Within the box, Nicolson has also mounted two black-and-white transparencies: one, a photo of her late aunt as a small child; the other, a photo of her mother and a friend as young women. Their ghostly likenesses are projected among the shadows on the wall, again suggesting the cyclical nature of birth, aging, and death, the interconnectness of human beings and the natural world, and the possibility of rebirth through ancestral animals. The moving shadows of viewers in the gallery intermingle with the still projections: we mediate the images with our own bodies.

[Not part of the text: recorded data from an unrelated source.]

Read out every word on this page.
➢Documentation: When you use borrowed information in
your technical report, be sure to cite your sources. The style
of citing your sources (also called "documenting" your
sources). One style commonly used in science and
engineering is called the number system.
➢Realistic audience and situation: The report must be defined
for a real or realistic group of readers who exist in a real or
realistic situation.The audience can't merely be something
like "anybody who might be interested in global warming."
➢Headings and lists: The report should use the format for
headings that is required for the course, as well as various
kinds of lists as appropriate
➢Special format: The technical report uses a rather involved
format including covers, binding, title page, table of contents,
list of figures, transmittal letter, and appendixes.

The central element of Bak-wina`tsi-the chest brightly lit from within-makes reference to the widely disseminated myth in which Raven steals the box of daylight from its keeper and bestows its contents upon the world. (In a recent interview with the Straight, Nicolson emphasized that although this legend has become associated with the entire Northwest Coast, it originates with and properly belongs to the Tlingit people.) But the light within the chest also symbolizes the spiritual meaning that traditionally resides within the material culture of the Northwest Coast First Nations-just as our souls reside within our physical bodies.

Nicolson suggests that the present extreme emphasis upon the focused production of masks, rattles, boxes, headdresses, and so on, for sale within the lucrative non- Native market, threatens her culture with a profound loss of meaning. (The locating of this work at Artspeak, in Gastown, refers explicitly to the commercial galleries of First Nations art in the area.) While she appreciates the economic importance of such sales to her community and the role the market has played in the "revitalizing" of Northwest Coast art forms, she also mourns the displacement of the spiritual element-the true meaning-from the forms that once embodied them.

The wonder of Bakwina`tsi is how deeply reasoned it is (Nicolson is a PhD student in linguistics and anthropology at the University of Victoria) and, at the same time, how nondogmatic-how tender, beautiful, and moving. It is a consummate work of art.